We own a place just south of Coligny. I have fished the surf there the last couple of years. I have no problem catching fish. Species include blues, pomps, trout, whiting and of course sharks and rays. I see people all around me getting skunked but they're also fishing really far off the beach, casting as far as possible. I catch everything REALLY close to the beach and like shrimp the best. Cut mullet also works well. This will produce sharks but trout like it too. I use small pieces. For artificials, I have used buck tail jigs with great success. You can catch really big whiting and trout this way. I often wade just past the break and fish parallel to the beach with the jig. Blues like this too and will chase all the way to you and strike as you're lifting to cast. 

You can catch lots of mullet and menhaden during the day as they're running up and down the beach. No one seems to mind if you're out there cast netting during the busy part of the day. I don't fish once the crowd hits the beach. I fish only in the morning. 

I recently got a kayak and plan to explore the sound and marsh areas. I will share my trips in hopes that others can benefit.


----------



## Fishbreath (Nov 11, 2004)

Thanks for the report. Good info, too!


----------



## fishinbob (May 27, 2011)

Yep, that is some good info! Thanks for sharing. Hopefully you can help others who are looking to fish at HHI. Also welcome to the site!


----------



## speckhunter80 (Oct 3, 2011)

Lots of reds in Calibogue sound


----------



## steve2 (Jun 2, 2013)

epk where is your place and do u rent it out. Have fished hhi about a dozen different years. caught blues cats whiting rays one red few trout never a flounder once had at least a six foot shark into small waves and let it break off cause of the crowd and life guards. will be there in sept and looking for a place. we usually stay at shorewood but open to suggestions


----------



## EPK (Jun 24, 2013)

Hi Steve,

No, we don't rent our place. It's in Sea Side.


----------



## Salty44 (Jun 21, 2013)

*Thanks for the info. I need it due to a Royal skunking today.*



EPK said:


> I'm new to the board.
> 
> Two weeks ago in Myrtle hooked the biggest red of my life. I come down here to Beaufort area where there are lots of reds and I am skunked. I never even saw a fin today. I may try Tybee or Hilton beach tomorrow.


----------



## speckhunter80 (Oct 3, 2011)

epk,
glad you found them where I said. Now just get an anchor like I said or a push pin, anything that will hold you in the current. If you have to, beach the kayak in the grass and get out. Better luck catching next time.


----------



## steve2 (Jun 2, 2013)

ok epk ty for info


----------



## dj1100rt (Apr 5, 2009)

fished HH for about ten years straight before we started vacationing At other beaches.

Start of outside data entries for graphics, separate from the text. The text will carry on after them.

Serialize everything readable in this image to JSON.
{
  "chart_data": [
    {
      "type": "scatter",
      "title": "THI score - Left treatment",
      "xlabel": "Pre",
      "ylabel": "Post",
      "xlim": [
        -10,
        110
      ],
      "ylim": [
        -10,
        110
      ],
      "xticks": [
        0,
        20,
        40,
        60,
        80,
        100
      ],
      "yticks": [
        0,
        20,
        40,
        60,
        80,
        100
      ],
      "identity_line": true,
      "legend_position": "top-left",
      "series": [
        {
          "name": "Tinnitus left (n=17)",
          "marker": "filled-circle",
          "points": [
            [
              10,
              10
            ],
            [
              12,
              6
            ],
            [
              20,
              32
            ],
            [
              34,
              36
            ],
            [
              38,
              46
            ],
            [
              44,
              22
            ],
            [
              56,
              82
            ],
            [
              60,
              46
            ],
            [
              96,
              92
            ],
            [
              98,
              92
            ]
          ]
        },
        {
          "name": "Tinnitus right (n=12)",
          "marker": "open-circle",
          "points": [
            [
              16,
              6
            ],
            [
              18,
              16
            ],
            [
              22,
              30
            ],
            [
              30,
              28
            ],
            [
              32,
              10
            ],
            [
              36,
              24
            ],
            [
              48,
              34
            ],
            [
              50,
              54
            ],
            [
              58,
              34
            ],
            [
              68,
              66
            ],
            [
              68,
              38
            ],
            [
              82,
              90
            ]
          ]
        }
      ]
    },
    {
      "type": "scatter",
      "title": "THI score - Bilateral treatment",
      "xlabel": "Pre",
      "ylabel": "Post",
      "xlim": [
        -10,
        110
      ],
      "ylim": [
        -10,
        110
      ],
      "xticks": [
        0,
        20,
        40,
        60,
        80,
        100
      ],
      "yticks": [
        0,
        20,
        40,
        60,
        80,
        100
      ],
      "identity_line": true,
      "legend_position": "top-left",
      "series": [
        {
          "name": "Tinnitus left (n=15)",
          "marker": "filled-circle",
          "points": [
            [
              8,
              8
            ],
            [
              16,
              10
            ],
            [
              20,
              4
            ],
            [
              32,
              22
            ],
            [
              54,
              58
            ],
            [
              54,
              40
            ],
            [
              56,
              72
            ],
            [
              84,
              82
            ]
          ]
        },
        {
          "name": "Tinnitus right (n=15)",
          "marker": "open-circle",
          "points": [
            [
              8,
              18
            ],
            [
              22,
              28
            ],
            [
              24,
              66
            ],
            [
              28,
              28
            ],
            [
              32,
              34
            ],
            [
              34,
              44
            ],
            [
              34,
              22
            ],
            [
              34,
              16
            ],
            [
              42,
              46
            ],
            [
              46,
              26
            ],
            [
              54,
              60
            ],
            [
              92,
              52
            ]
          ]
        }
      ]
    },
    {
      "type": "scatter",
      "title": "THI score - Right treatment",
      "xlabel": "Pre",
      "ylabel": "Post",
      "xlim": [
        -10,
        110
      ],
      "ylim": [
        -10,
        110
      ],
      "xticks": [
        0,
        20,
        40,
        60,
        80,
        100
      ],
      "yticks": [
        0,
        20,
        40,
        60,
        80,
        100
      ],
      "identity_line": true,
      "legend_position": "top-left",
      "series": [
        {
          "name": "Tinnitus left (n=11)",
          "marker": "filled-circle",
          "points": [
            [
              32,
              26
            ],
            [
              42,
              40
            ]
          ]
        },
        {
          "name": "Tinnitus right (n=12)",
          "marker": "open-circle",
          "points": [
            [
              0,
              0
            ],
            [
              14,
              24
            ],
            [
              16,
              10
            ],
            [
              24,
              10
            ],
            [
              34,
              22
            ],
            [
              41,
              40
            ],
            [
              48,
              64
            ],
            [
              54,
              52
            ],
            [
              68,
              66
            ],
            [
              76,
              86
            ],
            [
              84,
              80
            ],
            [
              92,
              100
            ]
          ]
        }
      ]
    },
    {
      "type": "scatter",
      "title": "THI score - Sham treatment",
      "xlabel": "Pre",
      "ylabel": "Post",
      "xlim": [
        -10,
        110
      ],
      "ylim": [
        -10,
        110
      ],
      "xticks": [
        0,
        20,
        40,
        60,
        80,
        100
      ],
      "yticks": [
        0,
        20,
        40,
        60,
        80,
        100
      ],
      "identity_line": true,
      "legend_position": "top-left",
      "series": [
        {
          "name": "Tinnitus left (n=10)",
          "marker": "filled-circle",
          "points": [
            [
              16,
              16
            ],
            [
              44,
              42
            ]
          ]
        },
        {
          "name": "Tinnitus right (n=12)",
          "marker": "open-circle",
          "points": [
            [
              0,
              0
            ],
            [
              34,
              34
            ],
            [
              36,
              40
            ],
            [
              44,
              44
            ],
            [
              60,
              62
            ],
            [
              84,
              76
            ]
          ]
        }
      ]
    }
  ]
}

Some of our greatest memories came in the HHI surf. Don't remember ever getting skunked. Back in the 80's, it did not have any reputation as a surf fishing beach. From what I hear from family, tackle shops are still few and far between. We caught blues, crevalle jack, spinners, croaker, whiting and of course lot's of junk fish, especially sea cats. That's where all 3 of our kids were introduced to the sport. Over the years, the beach gained popularity to the point that we sought less crowded beaches mostly in NC. But I considered it fertile ground during all the years we went. Maybe, it is time for another look.


----------